Random projections in gravitational-wave searches from compact binaries II: efficient reconstruction of the detection statistic

TL;DR

This paper introduces a block-wise randomized matrix factorization method for efficient low-rank approximation of large template matrices in gravitational wave searches, significantly reducing computational costs.

Contribution

It presents a novel block-wise randomized matrix factorization algorithm and an approximate reconstruction method for detection statistics, improving efficiency in large-scale gravitational wave data analysis.

Findings

The new scheme is more efficient within the GstLAL pipeline.

Approximate reconstruction reduces total computational cost.

Combining algorithms enables more efficient online searches.

Abstract

Low-latency gravitational wave search pipelines such as GstLAL take advantage of low-rank factorization of the template matrix via singular value decomposition (SVD). With unprecedented improvements in detector bandwidth and sensitivity in advanced-LIGO and Virgo detectors, one expects several orders of magnitude increase in the size of template banks. This poses a formidable computational challenge in factorizing huge template matrices. Previously, [in Kulkarni et al. [6]], we introduced the idea of random projection (RP)-based matrix factorization as a computationally viable alternative to SVD, applicable for large template banks.
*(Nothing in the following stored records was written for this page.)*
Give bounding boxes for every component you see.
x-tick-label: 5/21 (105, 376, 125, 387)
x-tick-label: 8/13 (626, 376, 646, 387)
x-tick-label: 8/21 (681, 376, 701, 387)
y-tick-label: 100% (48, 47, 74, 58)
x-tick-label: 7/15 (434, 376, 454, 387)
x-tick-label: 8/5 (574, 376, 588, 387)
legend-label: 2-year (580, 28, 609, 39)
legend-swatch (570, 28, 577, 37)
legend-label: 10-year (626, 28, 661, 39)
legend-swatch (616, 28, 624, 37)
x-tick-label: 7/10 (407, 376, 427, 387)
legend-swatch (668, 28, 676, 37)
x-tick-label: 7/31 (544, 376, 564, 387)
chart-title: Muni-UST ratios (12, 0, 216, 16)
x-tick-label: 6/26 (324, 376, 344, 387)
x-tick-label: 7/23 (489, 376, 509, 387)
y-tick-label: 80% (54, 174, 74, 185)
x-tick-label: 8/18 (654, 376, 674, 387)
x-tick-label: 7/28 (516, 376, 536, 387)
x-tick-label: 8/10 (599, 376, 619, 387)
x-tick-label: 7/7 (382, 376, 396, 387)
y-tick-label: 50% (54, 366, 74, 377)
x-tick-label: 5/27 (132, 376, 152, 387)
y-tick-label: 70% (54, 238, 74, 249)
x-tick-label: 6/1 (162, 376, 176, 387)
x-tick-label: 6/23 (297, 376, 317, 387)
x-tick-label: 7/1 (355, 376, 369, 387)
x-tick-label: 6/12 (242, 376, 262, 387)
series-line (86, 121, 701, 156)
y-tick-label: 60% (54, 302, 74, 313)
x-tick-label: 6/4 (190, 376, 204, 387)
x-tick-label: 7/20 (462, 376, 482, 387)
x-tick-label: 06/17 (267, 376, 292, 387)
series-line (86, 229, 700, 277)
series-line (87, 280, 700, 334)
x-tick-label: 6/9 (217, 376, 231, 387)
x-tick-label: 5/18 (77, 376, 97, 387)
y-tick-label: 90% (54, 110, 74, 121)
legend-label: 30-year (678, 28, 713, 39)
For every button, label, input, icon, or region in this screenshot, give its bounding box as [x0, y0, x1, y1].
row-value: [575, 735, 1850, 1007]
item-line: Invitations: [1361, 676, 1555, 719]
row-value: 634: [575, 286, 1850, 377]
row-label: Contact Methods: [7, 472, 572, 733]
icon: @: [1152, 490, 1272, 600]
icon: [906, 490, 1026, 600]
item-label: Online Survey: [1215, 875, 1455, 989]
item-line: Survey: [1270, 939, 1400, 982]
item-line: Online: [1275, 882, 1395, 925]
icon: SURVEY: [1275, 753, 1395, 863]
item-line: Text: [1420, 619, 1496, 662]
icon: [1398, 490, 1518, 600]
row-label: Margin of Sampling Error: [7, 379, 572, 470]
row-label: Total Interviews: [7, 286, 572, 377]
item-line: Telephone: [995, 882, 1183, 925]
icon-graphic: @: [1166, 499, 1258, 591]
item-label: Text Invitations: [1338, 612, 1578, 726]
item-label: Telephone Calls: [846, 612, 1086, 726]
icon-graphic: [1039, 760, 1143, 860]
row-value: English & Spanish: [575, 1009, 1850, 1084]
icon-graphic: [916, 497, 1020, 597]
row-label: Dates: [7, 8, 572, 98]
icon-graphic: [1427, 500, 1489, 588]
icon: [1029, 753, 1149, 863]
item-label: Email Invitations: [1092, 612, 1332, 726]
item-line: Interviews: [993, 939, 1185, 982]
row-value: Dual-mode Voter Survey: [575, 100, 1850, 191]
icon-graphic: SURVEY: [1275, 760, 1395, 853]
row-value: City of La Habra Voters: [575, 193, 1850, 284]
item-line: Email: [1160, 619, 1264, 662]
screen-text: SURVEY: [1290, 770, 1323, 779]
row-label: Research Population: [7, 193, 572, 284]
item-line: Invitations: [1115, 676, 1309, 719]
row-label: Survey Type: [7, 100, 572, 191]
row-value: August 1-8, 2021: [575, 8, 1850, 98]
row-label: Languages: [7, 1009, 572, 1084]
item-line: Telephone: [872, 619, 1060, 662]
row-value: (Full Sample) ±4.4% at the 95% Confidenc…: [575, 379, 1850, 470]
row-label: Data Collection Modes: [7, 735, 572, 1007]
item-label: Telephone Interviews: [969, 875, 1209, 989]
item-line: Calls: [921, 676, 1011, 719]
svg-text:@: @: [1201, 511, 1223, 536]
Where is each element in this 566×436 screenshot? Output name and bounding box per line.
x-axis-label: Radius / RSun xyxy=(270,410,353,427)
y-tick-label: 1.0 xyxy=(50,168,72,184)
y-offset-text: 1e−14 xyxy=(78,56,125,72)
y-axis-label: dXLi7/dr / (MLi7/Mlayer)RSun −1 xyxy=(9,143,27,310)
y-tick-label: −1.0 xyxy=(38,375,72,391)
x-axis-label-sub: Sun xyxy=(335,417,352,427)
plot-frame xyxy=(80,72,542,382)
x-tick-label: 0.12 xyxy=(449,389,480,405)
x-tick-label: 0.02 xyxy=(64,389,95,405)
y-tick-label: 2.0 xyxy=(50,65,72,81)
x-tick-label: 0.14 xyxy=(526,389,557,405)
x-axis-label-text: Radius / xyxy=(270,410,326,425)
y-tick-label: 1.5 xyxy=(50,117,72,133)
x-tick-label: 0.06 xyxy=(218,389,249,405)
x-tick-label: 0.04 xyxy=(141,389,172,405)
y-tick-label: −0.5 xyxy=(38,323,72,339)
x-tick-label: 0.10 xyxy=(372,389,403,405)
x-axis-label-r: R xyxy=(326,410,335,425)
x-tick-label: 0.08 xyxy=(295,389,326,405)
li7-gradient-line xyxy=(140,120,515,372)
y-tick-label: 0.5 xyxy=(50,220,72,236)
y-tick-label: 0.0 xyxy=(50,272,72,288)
This follow-up paper demonstrates the application of a block-wise randomized matrix factorization (RMF) algorithm for computing low-rank factorizations at a preset average fractional loss of SNR. This new scheme is shown to be more efficient in the context of the LLOID framework of the GstLAL search pipeline. Further, it is well-known that for huge template banks, the total computational cost of the search is dominated by reconstructing the detection statistic compared to that of filtering the data. However, optimizing the reconstruction cost has not been addressed satisfactorily so far in the available literature. We show that it is possible to approximately reconstruct the time-series of the matched-filter detection statistic at a fraction of the total cost using the matching pursuit algorithm. Combining the two algorithms presented in this paper can handle online searches involving large template banks more efficiently. We have analyzed the total computational cost in detail and offer various tips for optimally applying the RMF scheme in different parts of the parameter space. The algorithms presented in this paper are designed in a suitable manner that can be efficiently implemented over a distributed computing architecture.